Another item of importance is that if some of your assets are in a qualified retirement plan such as a 401(k), you need to take extra steps – especially if you intend to leave those assets to someone other than your spouse. Accounts like a 401(k) (e.g., 403(b) or 457 plan) are under the jurisdiction of ERISA and IRAs are not. The ERISA regulations require that if you name someone other than your spouse as the beneficiary of the account, your spouse must waive his or her rights to the plan assets upon your death. By rolling over those assets to an IRA, you will have much more flexibility in designating beneficiaries of the assets.
It should be noted though, that when rolling over funds from an ERISA-controlled plan to an IRA with a non-spouse beneficiary, your spouse will still have to sign off, waiving rights to the account.

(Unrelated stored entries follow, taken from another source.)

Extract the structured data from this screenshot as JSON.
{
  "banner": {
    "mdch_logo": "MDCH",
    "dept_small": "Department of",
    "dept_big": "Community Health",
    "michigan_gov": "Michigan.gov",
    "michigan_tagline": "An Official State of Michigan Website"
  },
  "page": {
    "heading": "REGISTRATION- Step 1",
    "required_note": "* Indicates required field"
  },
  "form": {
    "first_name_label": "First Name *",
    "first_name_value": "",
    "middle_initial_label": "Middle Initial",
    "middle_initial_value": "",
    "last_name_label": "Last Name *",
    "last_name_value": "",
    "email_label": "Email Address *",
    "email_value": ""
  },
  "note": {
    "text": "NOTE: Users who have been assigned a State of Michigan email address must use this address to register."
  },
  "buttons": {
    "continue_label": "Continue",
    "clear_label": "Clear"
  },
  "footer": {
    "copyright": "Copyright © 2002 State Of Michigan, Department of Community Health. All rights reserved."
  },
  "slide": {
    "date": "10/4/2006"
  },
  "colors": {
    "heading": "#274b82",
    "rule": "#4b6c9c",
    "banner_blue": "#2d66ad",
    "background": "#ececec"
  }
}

The point of all this is that, too often the decision of naming beneficiaries of your IRA or other qualified plan is perceived as an “automatic” choice – spouse as the primary, children as the secondary beneficiaries. In a blended family there are complications to the relationships that you need to address and account for in your plan. If you don’t pay careful attention to what this really means in terms of actual distribution of assets among your beneficiaries, the result can be something much different from what you hoped for. This can be especially troublesome in a blended family of the sort described previously. By making some changes with your IRAs or accounting for asset distribution with life insurance policies (for example), you can ensure that your assets are distributed in the fashion that you’d hoped for.
Note: I have purposely not included discussion of estate taxes in this article in order to maintain simplicity.